Saturday, July 16, 2016

The Republican National Convention, English as an Optional Language, and Vera

Coming to you from a grocery store in Downtown Cleveland, it's "This, That, and Vera", with your hostex, Mx. Vera Didenko!

One of these days someone will actually get to do that.  I hope.

In the meantime, I am sitting at the Heinen's Grocery Store on their 2nd floor, overlooking folks who are both doing their grocery shopping as well as sampling craft beer and exotic wines.

I managed to have a late lunch here, when I started to read some of the upcoming events for their Beer & Alcohol department.  I also managed not to choke as I read the first item for their August schedule.

"Thirsty Thursday: Thursday August 4,11,19,26"

Unless G-d said "And on the eighth day, Adonai took two days out of August to mess everybody's schedules to Sheol," it was a glaring typo that was not going to look so well for the grocery store.

Luckily for me, a Heinen's clerk walked by and said "Hello."  That was all I needed.

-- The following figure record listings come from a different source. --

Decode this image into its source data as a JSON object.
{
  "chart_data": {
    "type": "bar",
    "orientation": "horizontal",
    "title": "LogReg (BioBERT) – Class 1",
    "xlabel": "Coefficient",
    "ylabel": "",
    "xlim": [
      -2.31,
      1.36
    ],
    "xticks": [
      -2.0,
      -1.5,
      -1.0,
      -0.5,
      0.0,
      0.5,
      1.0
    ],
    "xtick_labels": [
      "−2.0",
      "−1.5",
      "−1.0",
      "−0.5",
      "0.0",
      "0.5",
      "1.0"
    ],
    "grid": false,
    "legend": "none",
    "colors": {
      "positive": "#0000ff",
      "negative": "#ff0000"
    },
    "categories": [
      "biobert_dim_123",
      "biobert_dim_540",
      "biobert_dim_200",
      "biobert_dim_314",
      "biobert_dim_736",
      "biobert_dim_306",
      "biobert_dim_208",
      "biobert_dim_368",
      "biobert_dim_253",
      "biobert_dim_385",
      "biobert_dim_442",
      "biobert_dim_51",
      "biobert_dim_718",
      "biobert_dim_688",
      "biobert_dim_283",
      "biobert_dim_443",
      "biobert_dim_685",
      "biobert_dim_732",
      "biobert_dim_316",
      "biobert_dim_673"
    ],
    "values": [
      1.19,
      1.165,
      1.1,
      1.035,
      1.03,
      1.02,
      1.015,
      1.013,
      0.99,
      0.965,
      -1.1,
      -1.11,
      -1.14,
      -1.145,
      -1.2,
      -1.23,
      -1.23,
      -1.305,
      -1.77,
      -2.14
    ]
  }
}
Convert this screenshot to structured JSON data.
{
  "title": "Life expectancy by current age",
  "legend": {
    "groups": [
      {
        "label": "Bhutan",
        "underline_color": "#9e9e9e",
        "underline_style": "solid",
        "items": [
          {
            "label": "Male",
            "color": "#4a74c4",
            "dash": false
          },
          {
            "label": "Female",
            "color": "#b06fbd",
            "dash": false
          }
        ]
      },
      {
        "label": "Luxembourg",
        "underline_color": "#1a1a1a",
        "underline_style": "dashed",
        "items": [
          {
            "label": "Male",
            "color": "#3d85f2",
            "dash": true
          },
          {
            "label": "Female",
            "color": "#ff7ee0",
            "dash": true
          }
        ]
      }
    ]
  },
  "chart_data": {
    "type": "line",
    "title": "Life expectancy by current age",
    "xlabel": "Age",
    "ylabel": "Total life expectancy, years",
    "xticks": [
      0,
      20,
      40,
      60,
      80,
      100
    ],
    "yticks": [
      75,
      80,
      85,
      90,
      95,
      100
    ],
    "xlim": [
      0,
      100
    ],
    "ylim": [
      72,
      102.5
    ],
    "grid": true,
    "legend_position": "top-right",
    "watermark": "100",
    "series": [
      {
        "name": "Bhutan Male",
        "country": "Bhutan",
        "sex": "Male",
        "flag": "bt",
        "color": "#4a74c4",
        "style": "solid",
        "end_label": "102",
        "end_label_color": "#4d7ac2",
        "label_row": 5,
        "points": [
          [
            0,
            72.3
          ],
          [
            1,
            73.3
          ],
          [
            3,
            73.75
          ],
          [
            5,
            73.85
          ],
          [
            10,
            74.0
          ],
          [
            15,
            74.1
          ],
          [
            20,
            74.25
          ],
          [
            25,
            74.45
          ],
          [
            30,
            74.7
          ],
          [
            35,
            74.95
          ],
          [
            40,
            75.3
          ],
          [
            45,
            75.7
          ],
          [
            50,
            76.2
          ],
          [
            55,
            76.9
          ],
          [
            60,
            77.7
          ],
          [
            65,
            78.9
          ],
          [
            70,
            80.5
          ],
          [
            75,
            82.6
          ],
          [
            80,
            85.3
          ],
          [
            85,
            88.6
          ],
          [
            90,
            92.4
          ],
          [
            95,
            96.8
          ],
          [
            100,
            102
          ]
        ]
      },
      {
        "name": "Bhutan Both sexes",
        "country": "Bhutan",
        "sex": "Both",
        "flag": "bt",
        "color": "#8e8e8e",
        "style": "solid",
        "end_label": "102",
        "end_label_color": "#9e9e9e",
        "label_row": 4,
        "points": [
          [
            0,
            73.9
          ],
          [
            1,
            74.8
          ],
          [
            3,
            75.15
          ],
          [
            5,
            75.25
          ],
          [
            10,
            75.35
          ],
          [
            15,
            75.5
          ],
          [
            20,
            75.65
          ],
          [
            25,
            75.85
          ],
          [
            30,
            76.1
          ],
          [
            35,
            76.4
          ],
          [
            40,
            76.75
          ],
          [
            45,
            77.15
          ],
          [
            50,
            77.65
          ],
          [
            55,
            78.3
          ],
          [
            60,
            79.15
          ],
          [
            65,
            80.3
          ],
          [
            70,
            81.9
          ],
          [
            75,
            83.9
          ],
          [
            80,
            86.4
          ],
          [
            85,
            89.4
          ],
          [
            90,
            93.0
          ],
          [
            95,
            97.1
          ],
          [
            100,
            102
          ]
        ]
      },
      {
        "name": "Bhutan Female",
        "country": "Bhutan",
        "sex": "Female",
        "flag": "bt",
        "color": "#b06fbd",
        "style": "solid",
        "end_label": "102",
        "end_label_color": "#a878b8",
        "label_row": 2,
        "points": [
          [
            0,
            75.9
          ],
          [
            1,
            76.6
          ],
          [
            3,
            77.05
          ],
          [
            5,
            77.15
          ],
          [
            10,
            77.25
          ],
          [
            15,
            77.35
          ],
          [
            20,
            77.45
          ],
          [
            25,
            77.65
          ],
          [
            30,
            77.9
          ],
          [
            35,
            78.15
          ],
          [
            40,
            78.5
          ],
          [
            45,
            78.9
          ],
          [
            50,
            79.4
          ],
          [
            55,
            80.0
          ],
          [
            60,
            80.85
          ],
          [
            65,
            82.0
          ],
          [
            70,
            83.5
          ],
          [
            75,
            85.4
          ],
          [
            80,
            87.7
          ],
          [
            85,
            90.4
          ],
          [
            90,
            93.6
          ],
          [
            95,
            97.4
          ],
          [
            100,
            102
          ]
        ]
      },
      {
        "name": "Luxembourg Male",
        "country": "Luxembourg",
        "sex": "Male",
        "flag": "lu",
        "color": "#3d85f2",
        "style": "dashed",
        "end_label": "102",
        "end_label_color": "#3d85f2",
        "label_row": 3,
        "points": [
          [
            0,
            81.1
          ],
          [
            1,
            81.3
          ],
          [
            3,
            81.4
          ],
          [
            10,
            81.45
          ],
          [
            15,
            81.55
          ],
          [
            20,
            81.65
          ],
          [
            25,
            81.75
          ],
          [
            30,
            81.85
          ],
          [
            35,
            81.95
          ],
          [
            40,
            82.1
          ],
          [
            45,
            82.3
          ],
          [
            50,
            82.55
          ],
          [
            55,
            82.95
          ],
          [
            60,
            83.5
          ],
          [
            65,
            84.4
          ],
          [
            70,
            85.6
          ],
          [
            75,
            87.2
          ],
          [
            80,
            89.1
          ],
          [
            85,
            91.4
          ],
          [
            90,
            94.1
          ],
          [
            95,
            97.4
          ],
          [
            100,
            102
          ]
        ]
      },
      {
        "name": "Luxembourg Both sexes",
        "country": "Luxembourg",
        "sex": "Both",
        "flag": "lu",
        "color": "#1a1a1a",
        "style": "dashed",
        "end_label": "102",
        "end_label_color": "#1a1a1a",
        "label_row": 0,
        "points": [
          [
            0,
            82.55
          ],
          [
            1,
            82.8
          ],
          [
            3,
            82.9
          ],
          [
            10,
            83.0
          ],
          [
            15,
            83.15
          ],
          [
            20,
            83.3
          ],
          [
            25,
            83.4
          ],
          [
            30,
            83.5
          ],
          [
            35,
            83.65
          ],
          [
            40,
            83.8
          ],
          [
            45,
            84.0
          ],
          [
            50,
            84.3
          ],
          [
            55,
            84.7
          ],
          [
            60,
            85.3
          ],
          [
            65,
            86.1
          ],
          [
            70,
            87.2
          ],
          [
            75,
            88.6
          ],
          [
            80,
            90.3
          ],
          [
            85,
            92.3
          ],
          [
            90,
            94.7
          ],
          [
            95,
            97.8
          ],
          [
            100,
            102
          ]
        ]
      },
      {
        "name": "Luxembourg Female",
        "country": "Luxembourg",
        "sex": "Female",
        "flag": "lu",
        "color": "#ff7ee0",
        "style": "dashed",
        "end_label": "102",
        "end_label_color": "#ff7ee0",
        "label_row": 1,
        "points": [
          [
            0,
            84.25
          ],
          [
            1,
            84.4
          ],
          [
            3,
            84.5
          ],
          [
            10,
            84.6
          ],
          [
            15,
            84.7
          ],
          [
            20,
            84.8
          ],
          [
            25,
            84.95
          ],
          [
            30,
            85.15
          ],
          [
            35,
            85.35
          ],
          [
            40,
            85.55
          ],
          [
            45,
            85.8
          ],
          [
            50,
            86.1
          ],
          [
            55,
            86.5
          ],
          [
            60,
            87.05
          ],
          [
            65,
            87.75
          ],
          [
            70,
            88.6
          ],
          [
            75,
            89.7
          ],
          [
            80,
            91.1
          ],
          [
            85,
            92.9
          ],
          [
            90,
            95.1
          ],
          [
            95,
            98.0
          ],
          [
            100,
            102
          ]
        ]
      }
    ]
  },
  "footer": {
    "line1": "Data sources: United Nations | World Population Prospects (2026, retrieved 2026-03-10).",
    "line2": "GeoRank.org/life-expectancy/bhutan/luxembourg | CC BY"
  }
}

I pointed out of the error.  She immediately gasped and thanked me for pointing it out.  Next, she had to go to all the tables on this floor and remove the erroneous flyer from each table; twenty-eight tables in all.  After that exhaustion, she ran to her supervisor and explained what was wrong with the flyers, prompting the supervisor to take action.  About 10 minutes later, he reemerged and gave the clerk 28 corrected and reprinted August event schedule for the Beer & Wine department.  She came by to where I was sitting and showed me the improvement, and thanked me once again.

And not once did I ask for a cookie.

Meanwhile, as the rest of the entire Greater Cleveland area tries to put its best proverbial feet (or use the of English language) forward, I sit here in awe of how much security and police presence has already made its way into Downtown Cleveland in preparation for the 2016 Republican National Convention.  I mean, there are armed security guards walking around the grocery store.  Public transport automobiles have already been rerouted to specific layover spots for today until the end of next week.  Police officers are already directing traffic at major intersections.  Even East 9th Street has been reduced to a one-way road as there is a gated fence occupying the second half of the road, hypothesizing that portion of East 9th Street will be used for the delegates en masse going to and coming from Quicken Loans Arena.

To say the surroundings feel pretty damn near surreal is an understatement.  Considering what has happened on this planet for the past fortnight, Cleveland might as well be the New Ground Zero.

What I should be doing is doing some grocery shopping for emergency rations, considering the Apocalypse Wow that is about to go down in the next several hours.  However, being in the thick of the Modern Western Front is as about as close to an actual world war battlefield as I will ever see.

In the meantime, what I do see in my future is the loo.  As a lifelong Clevelander, my body is not used to eating "clean" food.